А игрушечная обезьянка Астап так ничего и не понимал, он притих и с огорчением думал: что уж такого, ведь я её не убил, не поранил, и она ведь всё равно не девушка, и я ничем не заразил её - это точно.
Она сказала, присмирев:
-Ты не виноват. Это мне - за моё. За выражение лица... И чтоб знала, с кем связываться... - мелькнула на миг злоба, но нет, только на миг - она отмела, ей не хотелось сейчас обижать Астапа: ведь позади у них осталось таинство, предназначенное природой к священному делу продолжения жизни, и что бы там и как бы там ни было, они пережили кровное родство соития; Женя была почвой, которую бедняга засеял, и ему велел теперь инстинкт хранить и оберегать эту почву ради будущих всходов потомства, и вот он покупал ей расчёски, он заботился о ней, и он не мог сейчас не любить её: она содержала в себе часть его самого; и Женя тоже чувствовала всё это и не могла больше держать в себе ненависти к нему.

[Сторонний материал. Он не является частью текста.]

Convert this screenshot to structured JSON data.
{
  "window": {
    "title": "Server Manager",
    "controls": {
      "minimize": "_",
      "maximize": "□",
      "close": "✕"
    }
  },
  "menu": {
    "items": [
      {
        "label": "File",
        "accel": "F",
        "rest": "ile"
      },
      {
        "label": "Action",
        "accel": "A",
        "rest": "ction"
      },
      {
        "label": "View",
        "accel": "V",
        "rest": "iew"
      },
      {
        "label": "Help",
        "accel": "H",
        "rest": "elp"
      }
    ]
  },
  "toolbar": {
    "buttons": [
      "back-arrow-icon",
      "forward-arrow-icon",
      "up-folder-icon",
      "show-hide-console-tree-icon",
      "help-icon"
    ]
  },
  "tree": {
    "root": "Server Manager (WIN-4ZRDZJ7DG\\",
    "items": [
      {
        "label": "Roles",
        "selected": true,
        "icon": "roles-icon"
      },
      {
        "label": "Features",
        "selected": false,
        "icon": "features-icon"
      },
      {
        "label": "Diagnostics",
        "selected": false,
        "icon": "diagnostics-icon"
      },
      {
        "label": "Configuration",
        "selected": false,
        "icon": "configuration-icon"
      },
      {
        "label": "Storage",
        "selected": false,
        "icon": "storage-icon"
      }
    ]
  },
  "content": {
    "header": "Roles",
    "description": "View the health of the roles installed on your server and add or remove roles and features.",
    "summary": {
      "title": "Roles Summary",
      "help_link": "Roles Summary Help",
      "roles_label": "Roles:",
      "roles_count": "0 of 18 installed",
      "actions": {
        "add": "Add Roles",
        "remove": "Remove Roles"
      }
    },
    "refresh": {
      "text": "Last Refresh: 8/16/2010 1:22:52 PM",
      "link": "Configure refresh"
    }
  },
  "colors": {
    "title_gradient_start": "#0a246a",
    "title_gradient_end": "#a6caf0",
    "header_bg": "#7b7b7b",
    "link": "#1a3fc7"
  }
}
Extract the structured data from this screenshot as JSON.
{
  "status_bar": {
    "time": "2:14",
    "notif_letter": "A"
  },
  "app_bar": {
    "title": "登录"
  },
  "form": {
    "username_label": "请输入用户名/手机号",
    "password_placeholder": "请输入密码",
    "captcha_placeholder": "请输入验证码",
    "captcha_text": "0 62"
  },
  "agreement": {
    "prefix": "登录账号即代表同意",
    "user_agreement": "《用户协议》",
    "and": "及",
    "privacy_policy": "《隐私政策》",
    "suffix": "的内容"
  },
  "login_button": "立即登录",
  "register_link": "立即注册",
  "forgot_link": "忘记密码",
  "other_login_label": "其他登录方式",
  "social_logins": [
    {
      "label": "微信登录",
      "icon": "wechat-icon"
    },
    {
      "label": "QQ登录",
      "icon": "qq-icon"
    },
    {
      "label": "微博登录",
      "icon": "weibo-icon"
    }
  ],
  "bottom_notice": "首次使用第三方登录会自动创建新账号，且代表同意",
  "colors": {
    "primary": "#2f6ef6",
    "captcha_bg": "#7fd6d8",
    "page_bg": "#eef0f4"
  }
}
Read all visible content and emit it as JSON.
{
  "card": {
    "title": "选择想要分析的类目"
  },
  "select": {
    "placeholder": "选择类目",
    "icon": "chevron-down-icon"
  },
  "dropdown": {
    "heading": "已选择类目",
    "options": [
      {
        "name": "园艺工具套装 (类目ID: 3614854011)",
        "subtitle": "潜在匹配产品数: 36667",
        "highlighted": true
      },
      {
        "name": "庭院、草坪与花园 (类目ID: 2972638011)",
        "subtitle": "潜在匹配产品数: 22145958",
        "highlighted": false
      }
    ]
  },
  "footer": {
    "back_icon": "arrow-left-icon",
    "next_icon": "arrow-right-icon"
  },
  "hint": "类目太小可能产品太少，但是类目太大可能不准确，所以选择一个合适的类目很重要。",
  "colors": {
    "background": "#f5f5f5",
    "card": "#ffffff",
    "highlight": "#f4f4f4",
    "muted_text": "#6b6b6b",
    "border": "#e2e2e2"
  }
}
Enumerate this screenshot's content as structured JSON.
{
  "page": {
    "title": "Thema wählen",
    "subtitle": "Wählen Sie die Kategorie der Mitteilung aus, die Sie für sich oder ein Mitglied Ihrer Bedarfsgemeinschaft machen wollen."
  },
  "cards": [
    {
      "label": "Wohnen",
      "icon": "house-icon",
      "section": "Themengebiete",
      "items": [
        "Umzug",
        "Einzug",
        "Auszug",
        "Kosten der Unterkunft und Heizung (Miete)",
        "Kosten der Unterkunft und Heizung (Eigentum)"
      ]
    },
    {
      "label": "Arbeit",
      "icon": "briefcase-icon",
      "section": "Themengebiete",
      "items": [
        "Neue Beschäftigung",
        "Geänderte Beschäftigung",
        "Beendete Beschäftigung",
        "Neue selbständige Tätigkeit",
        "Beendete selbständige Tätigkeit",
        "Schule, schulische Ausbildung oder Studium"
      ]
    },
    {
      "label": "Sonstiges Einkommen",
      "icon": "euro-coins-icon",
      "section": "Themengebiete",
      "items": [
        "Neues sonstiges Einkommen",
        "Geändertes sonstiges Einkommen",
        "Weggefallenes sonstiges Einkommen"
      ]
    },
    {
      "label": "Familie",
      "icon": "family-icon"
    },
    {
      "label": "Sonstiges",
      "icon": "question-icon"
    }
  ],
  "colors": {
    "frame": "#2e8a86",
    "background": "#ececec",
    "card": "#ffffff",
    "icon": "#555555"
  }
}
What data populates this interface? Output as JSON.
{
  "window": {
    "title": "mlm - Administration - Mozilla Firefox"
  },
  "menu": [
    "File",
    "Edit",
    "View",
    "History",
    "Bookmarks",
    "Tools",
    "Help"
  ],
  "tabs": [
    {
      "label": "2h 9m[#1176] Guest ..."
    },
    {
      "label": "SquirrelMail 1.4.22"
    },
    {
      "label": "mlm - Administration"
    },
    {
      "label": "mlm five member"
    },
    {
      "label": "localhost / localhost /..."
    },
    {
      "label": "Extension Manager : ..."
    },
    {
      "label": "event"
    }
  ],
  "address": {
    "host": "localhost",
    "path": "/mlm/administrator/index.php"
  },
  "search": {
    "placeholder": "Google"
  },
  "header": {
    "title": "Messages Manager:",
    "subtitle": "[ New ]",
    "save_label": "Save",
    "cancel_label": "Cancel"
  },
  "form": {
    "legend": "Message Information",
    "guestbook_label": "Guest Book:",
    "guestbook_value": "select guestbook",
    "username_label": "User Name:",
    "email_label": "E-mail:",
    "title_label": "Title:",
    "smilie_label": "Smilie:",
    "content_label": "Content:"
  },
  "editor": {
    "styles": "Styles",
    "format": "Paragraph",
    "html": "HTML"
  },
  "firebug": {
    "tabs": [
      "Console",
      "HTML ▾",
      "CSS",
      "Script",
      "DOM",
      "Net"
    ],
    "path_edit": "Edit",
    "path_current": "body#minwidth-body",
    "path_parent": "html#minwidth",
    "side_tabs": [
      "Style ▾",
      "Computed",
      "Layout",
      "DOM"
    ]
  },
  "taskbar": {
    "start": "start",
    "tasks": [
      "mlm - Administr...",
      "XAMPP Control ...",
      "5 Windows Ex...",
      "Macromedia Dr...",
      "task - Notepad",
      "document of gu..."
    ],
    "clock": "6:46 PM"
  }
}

Ненависть появилась позднее - в самолёте. Проникло, пробралось до самого костного вещества: осквернилась. От брезгливости она несколько раз ходила мыть руки, она прикладывала их к горящему лицу - но очищения не наступало, и, возвращаясь, она с недоумением оглядывала пассажиров: опять эти нейтральные, ни в чём не замешанные лица - но теперь она не верила больше, что они не знают зла - знают, все видели, но каждый утёрся, съел и пошёл как ни в чём не бывало - все скоты, и сейчас она была уверена: о каждом из них знает всю подноготную, всю их таимую, постыдную правду - она есть, эта правда, ибо, не кройся она за пристойным покоем их лиц, разве могла бы уцелеть без благотворной среды и тайного пропитания, находимого в каждой из этих душ, зараза, бацилла тупого, жестокого зла!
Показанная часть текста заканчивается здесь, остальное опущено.